The acquittal of an accused in a criminal case does not debar the employer from proceeding in exercise of disciplinary jurisdiction, the Supreme Court said on Tuesday.
The rules of evidence which apply to a criminal trial are distinct from those which govern a disciplinary enquiry, the apex court said.
A bench of Justices D Y Chandrachud and Surya Kant allowed the appeal against the November 2017 judgement of the Karnataka High Court which had set aside the verdict of the Karnataka Administrative Tribunal directing compulsory retirement of an employee from service following a disciplinary enquiry on the charges of bribery.
“Unlike a criminal prosecution where the charge has to be established beyond reasonable doubt, in a disciplinary proceeding, a charge of misconduct has to be established on a preponderance of probabilities,” the bench said.
The top court observed that in a prosecution for an offence punishable under the criminal law, the burden lies on the prosecution to establish the ingredients of the offence beyond reasonable doubt.
The bench said purpose of a disciplinary proceeding by an employer is to enquire into an allegation of misconduct by an employee which results in violation of the service rules governing the relationship of employment.
“The acquittal of the accused in a criminal case does not debar the employer from proceeding in the exercise of disciplinary jurisdiction,” it said while setting aside the high court verdict.
The apex court delivered its verdict on the appeals arising out of the high court’s November 2017 judgement.
It noted that the man was working as a village accountant in Bijapur district in Karnataka and the charge against him was that he had demanded bribe for deleting the name of a person with regard to a land situated in a village.
A criminal complaint was registered with the Lokayukta police against him for the commission of alleged offences punishable under provisions of the Prevention of Corruption Act.
Following investigation, a charge sheet was filed against him in a court which later acquitted him of all charges in October 2013.
A disciplinary enquiry was initiated under Section 7(2) of the Karnataka Lokayukta Act, 1984 and the Karnataka Upa Lokayukta, while holding that a prima facie case was established, recommended initiation of disciplinary proceedings against him.
Later, in January 2015, the Lokayukta held that the charge against him was proved and recommended the penalty of compulsory retirement from service.
The disciplinary authority issued a show cause notice to the man who contended that since the special judge had acquitted him on the same set of facts and evidence, there was no ground to hold him guilty of misconduct in the disciplinary proceedings.
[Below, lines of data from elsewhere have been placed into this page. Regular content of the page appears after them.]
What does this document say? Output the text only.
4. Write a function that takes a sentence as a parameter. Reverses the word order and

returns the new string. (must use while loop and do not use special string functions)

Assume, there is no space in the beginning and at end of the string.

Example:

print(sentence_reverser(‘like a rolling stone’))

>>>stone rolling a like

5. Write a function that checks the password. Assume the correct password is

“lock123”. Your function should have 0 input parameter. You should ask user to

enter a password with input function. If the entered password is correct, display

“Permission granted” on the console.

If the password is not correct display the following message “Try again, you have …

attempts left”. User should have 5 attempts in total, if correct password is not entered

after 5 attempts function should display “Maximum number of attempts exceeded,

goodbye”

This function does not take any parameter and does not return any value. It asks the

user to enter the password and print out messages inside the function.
The disciplinary authority had on June 2015 held that the misconduct was proved and imposed a penalty of compulsory retirement.
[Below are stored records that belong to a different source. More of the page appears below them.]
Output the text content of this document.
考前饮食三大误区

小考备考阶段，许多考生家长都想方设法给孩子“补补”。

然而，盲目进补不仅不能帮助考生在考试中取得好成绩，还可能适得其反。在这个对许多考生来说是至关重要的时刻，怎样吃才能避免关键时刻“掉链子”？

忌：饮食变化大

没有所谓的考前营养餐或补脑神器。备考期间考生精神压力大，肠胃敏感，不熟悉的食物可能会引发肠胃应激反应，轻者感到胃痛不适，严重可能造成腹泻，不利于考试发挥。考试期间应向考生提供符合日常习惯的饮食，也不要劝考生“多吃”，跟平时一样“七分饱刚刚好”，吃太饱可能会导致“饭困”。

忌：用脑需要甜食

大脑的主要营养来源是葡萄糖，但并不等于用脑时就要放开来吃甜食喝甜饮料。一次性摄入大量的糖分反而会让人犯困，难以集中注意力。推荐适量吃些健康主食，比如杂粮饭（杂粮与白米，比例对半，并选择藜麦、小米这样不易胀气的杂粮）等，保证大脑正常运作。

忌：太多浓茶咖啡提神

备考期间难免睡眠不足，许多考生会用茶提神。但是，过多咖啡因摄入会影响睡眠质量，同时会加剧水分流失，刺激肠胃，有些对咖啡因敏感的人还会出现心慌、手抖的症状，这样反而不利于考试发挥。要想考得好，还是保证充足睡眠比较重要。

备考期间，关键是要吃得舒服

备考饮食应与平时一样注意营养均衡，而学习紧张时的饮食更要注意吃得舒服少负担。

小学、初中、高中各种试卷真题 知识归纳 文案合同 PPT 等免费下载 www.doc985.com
The man then moved the Karnataka Administrative Tribunal which upheld the order of compulsory retirement. The matter then reached the high court.
In its verdict, the apex court said that in the exercise of judicial review, the court does not act as an appellate forum over the findings of the disciplinary authority. ‘ “The court does not re-appreciate the evidence on the basis of which the finding of misconduct has been arrived at in the course of a disciplinary enquiry,” the bench said.
It said the court in exercise of judicial review must restrict its review to determine whether — the rules of natural justice have been complied with, finding of misconduct is based on some evidence, statutory rules governing the conduct of disciplinary enquiry have been observed, findings of disciplinary authority suffer from perversity and the penalty is disproportionate to the proven misconduct.
“However, none of the above tests for attracting the interference of the high court were attracted in the present case. The Karnataka Administrative Tribunal having exercised the power of judicial review found no reason to interfere with the award of punishment of compulsory retirement,” it said.
The top court said the high court “exceeded its jurisdiction” under Article 226 of the Constitution and trenched upon a domain which falls within the disciplinary jurisdiction of the employer.
It noted that enquiry was conducted in the matter in accordance with the principles of natural justice.
“The acquittal of the respondent in the course of the criminal trial did not impinge upon the authority of the disciplinary authority or the finding of misconduct in the disciplinary proceeding,” it said, adding, “The finding of misconduct and the punishment of compulsory retirement are restored.”